Treatment protocols for hairy cell leukemia (HCL) are provided below, including those for initial treatment, resistant disease, variant HCL, and relapsed/refractory HCL. [1, 2, 3, 4, 5, 6, 7, 8, 9, 10, 11]
Symptoms requiring initiation of treatment
Many patients with HCL appear to be asymptomatic even after diagnosis. Treatment should be initiated if the patient develops 1 or more of the following symptoms:
Abdominal fullness or discomfort due to splenomegaly
Complaints of fatigue, weakness, and weight loss
Bruising and bleeding secondary to severe thrombocytopenia, or with recurrent infections, which may be life-threatening, secondary to granulocytopenia and monocytopenia (absolute neutrophil count < 1000/µL with repeated infections [see the Absolute Neutrophil Count calculator], symptomatic anemia with a hemoglobin concentration < 11.0 g/dL, or bleeding due to a platelet count < 100,000/µL)
Patients may also rarely present with vasculitis
Initial treatment recommendations
Purine analogues cladribine and pentostatin are first-line agents in the treatment of HCL. Cladribine is more commonly used because of ease of administration. 
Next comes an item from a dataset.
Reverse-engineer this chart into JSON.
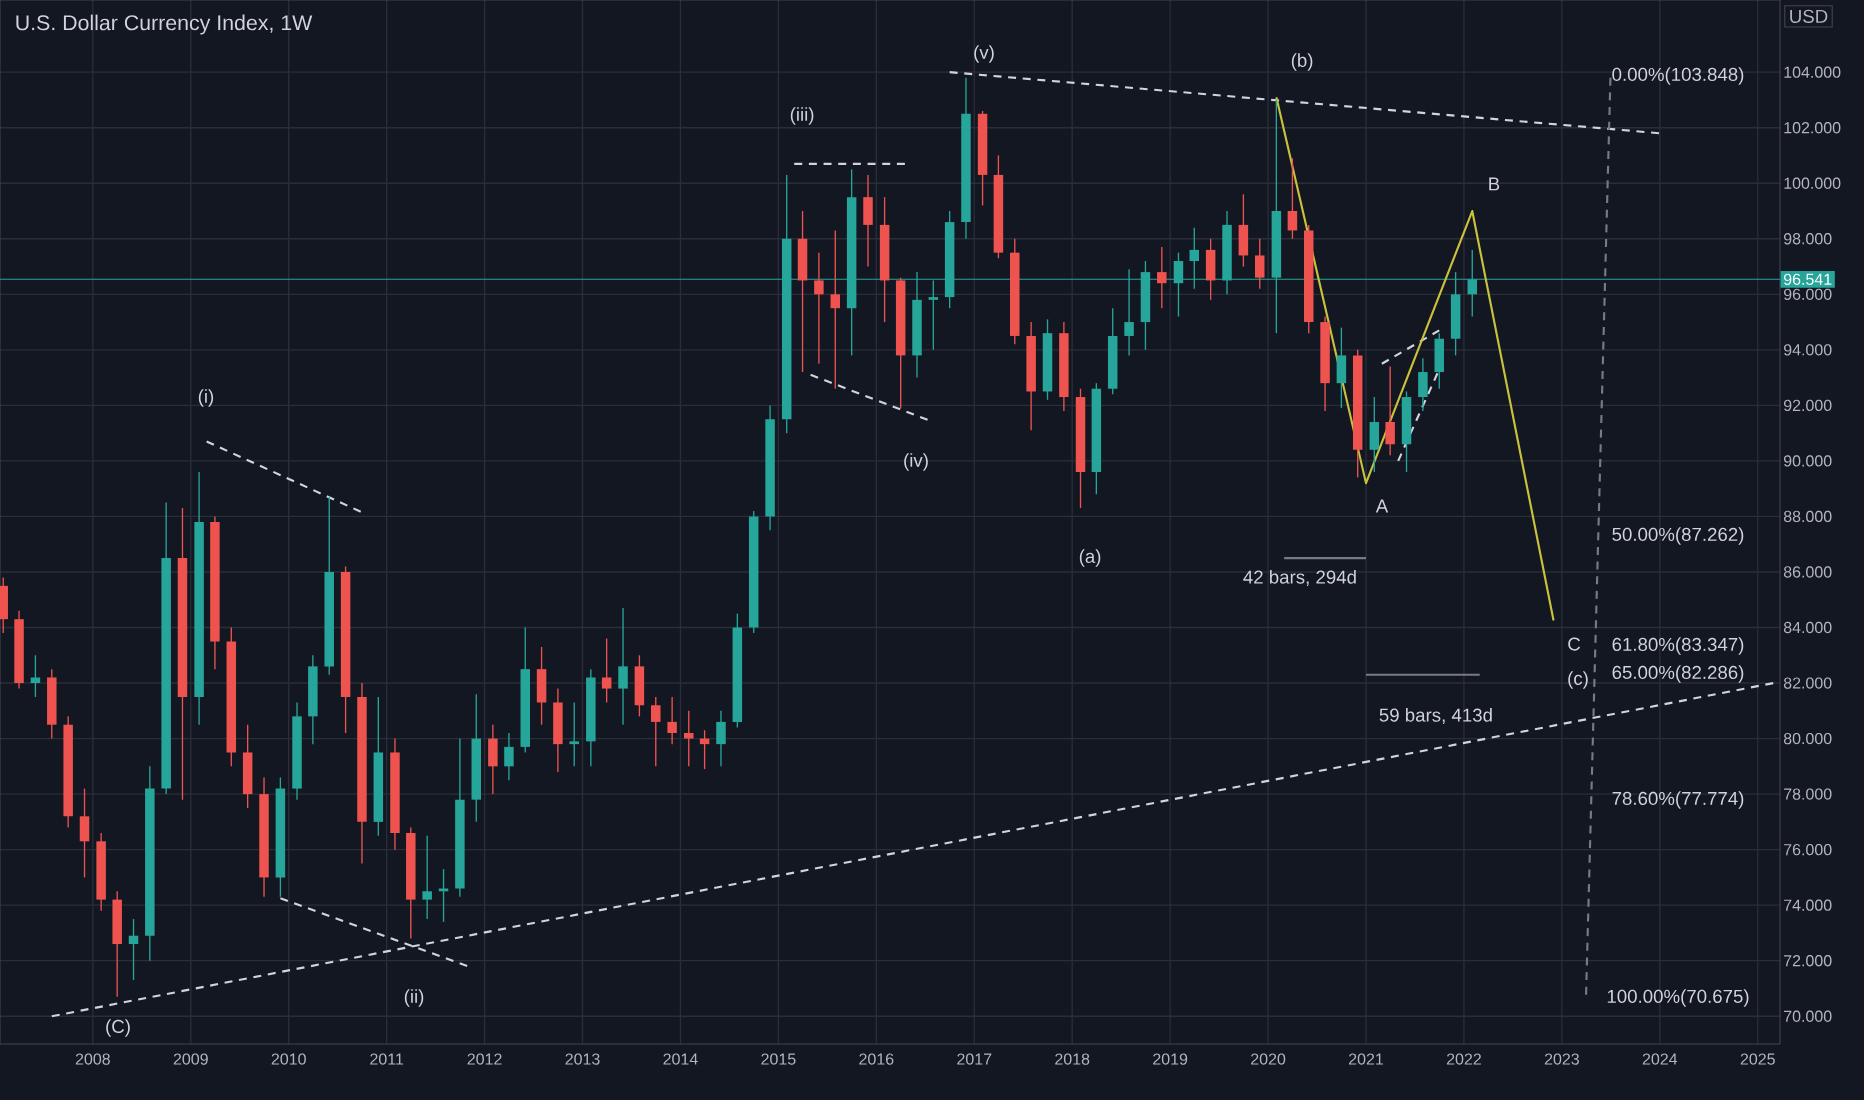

Cladribine 0.1 mg/kg/day by continuous IV infusion for 7d (FDA approved) or 0.14 mg/kg/day IV or SC over 2h for 5d (different schedules but no apparent difference in toxicity; can use growth factors if febrile neutropenia) or
Pentostatin 4 mg/m 2 IV bolus or over 30min every 2wk with 1.5 L of hydration for each dose for 3-6mo or
Interferon alfa 2b 2 million U/m 2 SC 3 times per week for 12-18mo for relapsed or refractory HCL
Splenectomy (laparoscopic preferred) is considered for patients with bleeding from severe thrombocytopenia or failure to respond to systemic therapy; administer pneumococcal, meningococcal, and Haemophilus influenzae vaccines prior to surgery
For patients who obtain no benefits from the use of a purine analogue, the use of an alternative analogue is recommended. In addition, the use of interferon alfa or a splenectomy may be an option.
Variant hairy cell leukemia
Variant hairy cell patients are resistant to the standard treatments, which include the use of purine analogues and interferon alfa. These patients may be candidates for treatment with available monoclonal antibodies.
Patients may relapse after initial treatment, so it is important to retreat them with a second cycle of treatment that can lead to remission.
Although pentostatin and cladribine provide responses in greater than 85% of patients, and a median progression-free survival of up to 15y, alternative treatments, such as the addition of rituximab, are needed for patients who become refractory to these treatments.